The Cook County prosecutor's office refuses to explain to the Weekly the reasons for its unusual decision, or any other matters involving the Pacaccio murder investigation, which remains open and officially unsolved.

The Cook County State's Attorney's Office during the time of those decisions was run by a powerful politician, State's Attorney Richard A. Devine, who held tight control over his office. Devine's special prosecutor, Scott Cassidy, told police not to arrest Gargiulo, dismissing the DNA match by insisting Gargiulo could have left his DNA on Pacaccio innocently. Cassidy did not respond to the Weekly's attempts to reach him. But many witnesses told police that Pacaccio hugged and touched friends and her boyfriend on the day she died, yet did not see Michael Gargiulo — yet only his blood DNA was on her fingernails.

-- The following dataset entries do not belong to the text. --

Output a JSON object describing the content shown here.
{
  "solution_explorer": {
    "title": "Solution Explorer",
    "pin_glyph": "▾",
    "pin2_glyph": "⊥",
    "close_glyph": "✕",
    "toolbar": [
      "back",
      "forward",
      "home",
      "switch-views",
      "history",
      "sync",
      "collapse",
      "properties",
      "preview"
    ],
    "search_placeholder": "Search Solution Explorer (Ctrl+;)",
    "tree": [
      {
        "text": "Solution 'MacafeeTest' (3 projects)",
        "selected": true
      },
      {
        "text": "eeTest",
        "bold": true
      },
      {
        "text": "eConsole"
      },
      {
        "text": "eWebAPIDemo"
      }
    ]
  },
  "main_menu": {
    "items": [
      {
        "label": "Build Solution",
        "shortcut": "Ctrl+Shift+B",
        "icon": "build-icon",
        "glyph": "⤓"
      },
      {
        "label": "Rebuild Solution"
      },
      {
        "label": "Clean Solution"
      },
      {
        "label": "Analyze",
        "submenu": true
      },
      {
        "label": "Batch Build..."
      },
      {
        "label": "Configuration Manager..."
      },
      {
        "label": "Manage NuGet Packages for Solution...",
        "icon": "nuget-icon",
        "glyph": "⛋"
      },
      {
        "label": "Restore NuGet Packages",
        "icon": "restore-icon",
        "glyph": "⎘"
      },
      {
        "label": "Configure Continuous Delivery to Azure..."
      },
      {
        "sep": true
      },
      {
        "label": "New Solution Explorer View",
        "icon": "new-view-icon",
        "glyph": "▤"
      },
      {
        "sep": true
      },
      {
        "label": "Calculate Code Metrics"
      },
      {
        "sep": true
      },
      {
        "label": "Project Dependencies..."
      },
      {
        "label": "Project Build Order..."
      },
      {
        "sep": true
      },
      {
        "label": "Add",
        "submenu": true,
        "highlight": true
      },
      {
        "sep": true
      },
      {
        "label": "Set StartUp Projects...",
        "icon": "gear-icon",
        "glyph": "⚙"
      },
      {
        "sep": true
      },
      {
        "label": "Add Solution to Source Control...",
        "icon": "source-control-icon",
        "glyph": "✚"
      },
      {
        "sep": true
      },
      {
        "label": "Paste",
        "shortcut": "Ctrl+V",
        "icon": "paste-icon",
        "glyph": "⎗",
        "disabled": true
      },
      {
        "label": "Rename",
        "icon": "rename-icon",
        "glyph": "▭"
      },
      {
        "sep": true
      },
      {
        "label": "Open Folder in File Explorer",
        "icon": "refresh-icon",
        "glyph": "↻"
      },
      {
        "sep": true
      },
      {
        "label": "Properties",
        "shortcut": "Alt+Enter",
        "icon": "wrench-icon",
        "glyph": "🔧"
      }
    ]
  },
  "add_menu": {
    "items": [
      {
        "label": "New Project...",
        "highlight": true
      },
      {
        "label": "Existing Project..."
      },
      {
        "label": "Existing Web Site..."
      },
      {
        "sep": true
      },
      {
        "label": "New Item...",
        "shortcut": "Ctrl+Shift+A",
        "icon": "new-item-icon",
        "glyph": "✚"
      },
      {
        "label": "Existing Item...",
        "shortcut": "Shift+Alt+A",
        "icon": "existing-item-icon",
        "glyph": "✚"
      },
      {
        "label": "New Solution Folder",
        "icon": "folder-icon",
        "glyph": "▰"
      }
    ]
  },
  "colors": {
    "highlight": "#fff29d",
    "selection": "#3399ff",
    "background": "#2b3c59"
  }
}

LAPD's Small called the state's attorney's choice a "bunch of shenanigans."

Pacaccio's mother, Diane, tells the Weekly, "I don't know why they didn't arrest him. They claimed there wasn't enough evidence. I said, 'Who else's DNA was on her?' For some reason they must have a low opinion of [a jury] here [in Chicago]. Who wouldn't convict someone from DNA?"

Small says the LAPD's hands were tied. It couldn't arrest Gargiulo because the LAPD found no human trace evidence left by the killer at the Ellerin crime scene, and it can't arrest someone on the basis of evidence in another region — such as the blood DNA found on Pacaccio's fingernails in Glenview.